My Wife is a Bundle of Hormones

Oh, this month should be an absolute blast. Rachel has already obligated that I shower her with compliments until Halloween, even if she’s in the process of ripping my head off via Skype, because she can’t help it and science agrees with her. You know? If I have to deal with that part, I should at least have the reward of Rachel being ready to bone 24/7 to counteract it. But no.

According to my cool What To Expect app thingy, our baby is the size of a peach now. A big headed peach. Seriously, the baby is 75% head at this point (it’ll remain that way after birth, due to our genes). The baby is developing tiny bones, so that’s cool too. H/she’s also developing vocal cords, a process that I’m sure we’ll wish was delayed or disabled at various points.

Other than that, we’re both slowly getting back to our normal routines after her visit. My school and writing rhythm has been thrown off a bit, but that’s a small price to pay to see my radiant wife in the flesh (she totally approves this message). The next major milestone in the pregnancy (since, again, I won’t be able to enjoy her wanting to bone 24/7), is figuring out the gender of the kid. All of the silly signals that we’ve read in “how to tell if you’re having a boy/girl/whatever” articles point to us having a boy, but I’m still holding strong to my hunch that we’re having a girl.

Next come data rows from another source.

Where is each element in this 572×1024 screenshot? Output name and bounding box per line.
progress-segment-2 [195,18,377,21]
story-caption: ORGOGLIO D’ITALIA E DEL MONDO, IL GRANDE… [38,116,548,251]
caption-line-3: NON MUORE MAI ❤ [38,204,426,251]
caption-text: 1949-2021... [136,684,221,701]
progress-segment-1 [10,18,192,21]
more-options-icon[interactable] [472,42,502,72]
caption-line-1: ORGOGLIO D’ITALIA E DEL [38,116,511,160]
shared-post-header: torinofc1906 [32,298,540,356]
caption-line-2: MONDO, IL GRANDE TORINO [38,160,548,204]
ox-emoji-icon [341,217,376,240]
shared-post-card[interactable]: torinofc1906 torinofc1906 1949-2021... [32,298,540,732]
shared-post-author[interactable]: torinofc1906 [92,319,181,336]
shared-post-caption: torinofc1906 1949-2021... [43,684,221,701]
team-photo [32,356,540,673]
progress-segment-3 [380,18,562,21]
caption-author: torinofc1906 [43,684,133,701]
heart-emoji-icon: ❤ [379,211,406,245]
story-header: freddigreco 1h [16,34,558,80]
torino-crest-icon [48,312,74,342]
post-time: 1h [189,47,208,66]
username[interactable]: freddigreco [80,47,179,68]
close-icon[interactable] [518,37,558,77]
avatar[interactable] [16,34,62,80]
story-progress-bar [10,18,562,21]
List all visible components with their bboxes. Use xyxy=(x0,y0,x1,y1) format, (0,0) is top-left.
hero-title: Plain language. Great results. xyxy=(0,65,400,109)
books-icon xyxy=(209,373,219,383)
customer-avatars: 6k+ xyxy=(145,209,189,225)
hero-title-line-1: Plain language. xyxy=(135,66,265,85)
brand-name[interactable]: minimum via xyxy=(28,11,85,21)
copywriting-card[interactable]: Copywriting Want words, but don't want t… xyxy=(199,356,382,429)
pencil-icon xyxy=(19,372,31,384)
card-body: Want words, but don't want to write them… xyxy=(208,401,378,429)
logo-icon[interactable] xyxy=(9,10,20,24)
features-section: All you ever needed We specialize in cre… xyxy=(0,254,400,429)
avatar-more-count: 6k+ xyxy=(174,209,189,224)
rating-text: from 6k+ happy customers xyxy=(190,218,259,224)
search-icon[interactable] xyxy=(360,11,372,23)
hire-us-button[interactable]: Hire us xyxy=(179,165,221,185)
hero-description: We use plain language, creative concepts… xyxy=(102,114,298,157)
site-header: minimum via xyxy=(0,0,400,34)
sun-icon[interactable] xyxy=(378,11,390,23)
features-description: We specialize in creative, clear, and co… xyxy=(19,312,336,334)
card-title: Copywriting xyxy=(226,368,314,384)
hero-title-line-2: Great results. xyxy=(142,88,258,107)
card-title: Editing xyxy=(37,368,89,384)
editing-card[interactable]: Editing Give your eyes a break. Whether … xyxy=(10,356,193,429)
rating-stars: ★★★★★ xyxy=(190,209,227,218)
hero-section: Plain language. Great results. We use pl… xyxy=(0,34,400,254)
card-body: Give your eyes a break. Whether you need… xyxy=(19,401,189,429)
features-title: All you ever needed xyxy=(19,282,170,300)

I don’t know what happened between the rest of my adult life and Rachel’s pregnancy, but I would really enjoy raising a daughter. That’s something I would’ve never, ever said as recently as the moment before I found out my wife was pregnant.   I always thought about the moment that I would have to kill someone with my bare hands for hurting my little girl or worrying about her becoming a stripper or something else crazy, but I never actually considered the cool parts of having a daughter. Little girls are the cutest creatures on earth, there’s less pressure for them to turn into pro athletes, so it’s relatively easy to raise them to be well-rounded human beings, and when they inevitably turn into the preadolescent/teenage monster version of themselves, they just turn on their mothers, so I’m still in the clear! Plus, it would give me a chance to reenact one of my favorite scenes ever.

Not like I’m ever going to complain about doing father/son stuff, but the thought of having a daughter has really grown on me. Maybe I can wish it into existence.

I booked my flight back to California to be with everyone for New Years. By “everyone,” I mean “my wife, her family, and God knows who else because all of my friends left the Bay Area for greener and cheaper (mostly cheaper) pastures.” Should be fun to be back in the States again, at least until the next time a black or Latin kid gets shot in the face by a cop and I have to watch people justify it. Then I’ll be ready to leave again.

Time’s moving too fast. I have no clue where September went. I’m already in contact with my replacement for Honduras. I’m going to say something that will cause Rachel to stab me through the phone in a pregnant rage while I have to complement her as I swim in my own blood pool. Help.